After the war, Schneider expanded her portfolio to include televisions and was renamed Schneider Radio-Television (SRT). The group grew steadily until it peaked in 1969, when it had 2,500 employees and produced its millionth TV. At the time, the company controlled about 10% of the French television market. A considerable market share, but well behind the 30% of Radiotechnique (see the article about the Radiola jet 27).

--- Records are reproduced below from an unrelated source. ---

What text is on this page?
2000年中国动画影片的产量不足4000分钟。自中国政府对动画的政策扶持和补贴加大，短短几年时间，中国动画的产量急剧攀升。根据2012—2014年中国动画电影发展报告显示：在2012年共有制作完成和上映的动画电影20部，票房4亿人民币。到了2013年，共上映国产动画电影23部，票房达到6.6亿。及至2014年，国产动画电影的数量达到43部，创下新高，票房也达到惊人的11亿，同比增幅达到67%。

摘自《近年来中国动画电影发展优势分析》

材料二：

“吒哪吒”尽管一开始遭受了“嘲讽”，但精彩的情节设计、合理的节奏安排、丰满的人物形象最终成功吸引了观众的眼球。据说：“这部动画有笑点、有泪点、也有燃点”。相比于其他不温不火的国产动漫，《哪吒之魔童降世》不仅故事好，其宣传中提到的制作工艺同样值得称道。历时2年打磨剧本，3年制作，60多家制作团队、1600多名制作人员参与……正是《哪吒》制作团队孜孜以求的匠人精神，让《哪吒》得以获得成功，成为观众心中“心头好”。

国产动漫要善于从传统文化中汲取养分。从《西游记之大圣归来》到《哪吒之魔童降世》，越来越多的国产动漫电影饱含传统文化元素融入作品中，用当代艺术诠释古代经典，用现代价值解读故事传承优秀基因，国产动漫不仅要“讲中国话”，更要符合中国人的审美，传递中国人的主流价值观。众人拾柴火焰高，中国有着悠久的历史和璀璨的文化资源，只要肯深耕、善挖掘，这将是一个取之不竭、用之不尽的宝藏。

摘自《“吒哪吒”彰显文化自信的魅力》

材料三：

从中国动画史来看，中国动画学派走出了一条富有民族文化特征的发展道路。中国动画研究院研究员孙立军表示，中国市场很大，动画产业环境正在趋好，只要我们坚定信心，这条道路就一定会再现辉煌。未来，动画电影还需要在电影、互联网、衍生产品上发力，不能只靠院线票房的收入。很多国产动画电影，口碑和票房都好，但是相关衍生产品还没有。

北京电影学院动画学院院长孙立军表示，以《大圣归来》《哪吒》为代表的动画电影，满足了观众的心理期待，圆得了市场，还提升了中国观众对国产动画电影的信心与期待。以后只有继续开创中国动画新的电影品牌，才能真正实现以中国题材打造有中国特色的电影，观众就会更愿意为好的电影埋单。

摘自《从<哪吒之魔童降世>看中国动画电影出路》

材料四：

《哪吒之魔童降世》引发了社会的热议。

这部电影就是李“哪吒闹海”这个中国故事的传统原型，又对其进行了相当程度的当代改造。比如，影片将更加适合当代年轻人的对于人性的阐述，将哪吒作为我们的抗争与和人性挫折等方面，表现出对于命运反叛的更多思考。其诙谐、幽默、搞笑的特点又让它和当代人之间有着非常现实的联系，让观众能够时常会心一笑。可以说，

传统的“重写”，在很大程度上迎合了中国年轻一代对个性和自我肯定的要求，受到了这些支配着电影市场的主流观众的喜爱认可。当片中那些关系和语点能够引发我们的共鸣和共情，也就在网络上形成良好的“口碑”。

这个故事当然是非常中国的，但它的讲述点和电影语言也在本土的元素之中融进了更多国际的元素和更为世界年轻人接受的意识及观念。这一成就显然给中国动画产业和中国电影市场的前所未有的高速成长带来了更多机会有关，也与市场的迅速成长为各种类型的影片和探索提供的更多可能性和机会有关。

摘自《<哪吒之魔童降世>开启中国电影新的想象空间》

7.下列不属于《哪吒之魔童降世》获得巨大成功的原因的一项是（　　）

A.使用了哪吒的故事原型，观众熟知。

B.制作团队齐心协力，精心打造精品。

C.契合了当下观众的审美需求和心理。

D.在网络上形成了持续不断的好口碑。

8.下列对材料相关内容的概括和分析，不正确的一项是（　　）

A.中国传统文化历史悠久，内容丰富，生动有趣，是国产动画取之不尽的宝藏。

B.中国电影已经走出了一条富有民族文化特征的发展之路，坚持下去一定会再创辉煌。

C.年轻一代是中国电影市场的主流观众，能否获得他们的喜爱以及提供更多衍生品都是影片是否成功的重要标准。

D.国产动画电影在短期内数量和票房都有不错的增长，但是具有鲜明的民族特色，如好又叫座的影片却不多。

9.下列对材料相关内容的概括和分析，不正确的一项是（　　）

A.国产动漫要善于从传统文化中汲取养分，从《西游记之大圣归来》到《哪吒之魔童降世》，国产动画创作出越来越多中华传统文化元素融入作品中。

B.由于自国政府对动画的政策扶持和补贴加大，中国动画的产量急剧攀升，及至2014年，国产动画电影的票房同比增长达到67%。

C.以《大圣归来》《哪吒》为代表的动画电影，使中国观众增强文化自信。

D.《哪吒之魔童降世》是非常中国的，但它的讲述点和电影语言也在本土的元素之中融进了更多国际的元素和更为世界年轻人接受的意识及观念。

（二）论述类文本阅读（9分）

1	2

In the early 1970s, the French electronics sector fell into decline due to fierce competition from Asia. Schneider had to take losses for the first time in its history and could no longer compete. The company followed the example of Radiotechnique, which had already become a subsidiary of the Dutch Philips. Philips took a 51% share in Schneider. As a subsidiary Schneider produced televisions for Philips, Radiola and under its own brand name. In the second half of the 1970s the product range of the Philips Group diversified further. Schneider then, just like Radiola and Brandt, produced its own variants of the Videopac. This meant that, especially for the French market, three originally French companies produced variants of the Videopac under their own brand name.
Until 2005, Philips continued to make products under the Schneider brand name. In 2015, Schneider was sold to Admea11, returning the company into French hands.
|Type||Home Console /|
|Successor||Schneider Videopac 74+|
|Dimensions||370 x 410 x 230 cm|
|GPU||Video Display Controller (VDC): Custom Intel IC generating all audio & video|
Appearance and internals
In 1983 Schneider, just like Radiola, received the rights to manufacture and sell the Philips Videopac G7200 for the French market. The Schneider G7200 was born. It wasn’t the first gaming console from Schneider. Prior to the introduction of the G7200, Schneider had already launched their French equivalent of the popular G7000 under the name Schneider 7000.
The Schneider G7200 is the equivalent of the Philips G7200 and Radiola Jet 27 and similar to the Philips N60. It has the same body as the Philips G7200 but is blue in stead of beige. It shares its deep blue color with the N60 and Radiola Jet 27. It is striking that on the one hand the Dutch Philips G7200 is only available in beige and on the other hand the French Philips N60, Jet 27 and Schneider G7200 only in blue (although the N60 has a slightly lighter shade of blue than the dark blue – almost black – of the Jet 27 and Schneider G7200). This suggests that Philips thought that the deep blue color would better match the French taste.
Internally the three consoles are all based on the standard Videopac C52/G7000 but have a 9 inch black and white screen. The characteristics are therefore the same. The keyboard is still largely useless and most impractical and just like the consoles of Philips and Radiola the controllers are very inconvenient located on the bottom-front of the console. However with some creative thought the console remains one of the first ‘hand held’ gaming machines and it therefore deserves its place in gaming history.
The Schneider G7200 is very rare. Almost as rare the Radiola Jet 27 and much less available than the more common Philips G7200. It was also quite expensive in its time (because of its screen). It was manufactured by Philips daughter company Schneider in a more limited quantity in comparison with the G7200. These factors make this machine difficult to find. Especially in good condition.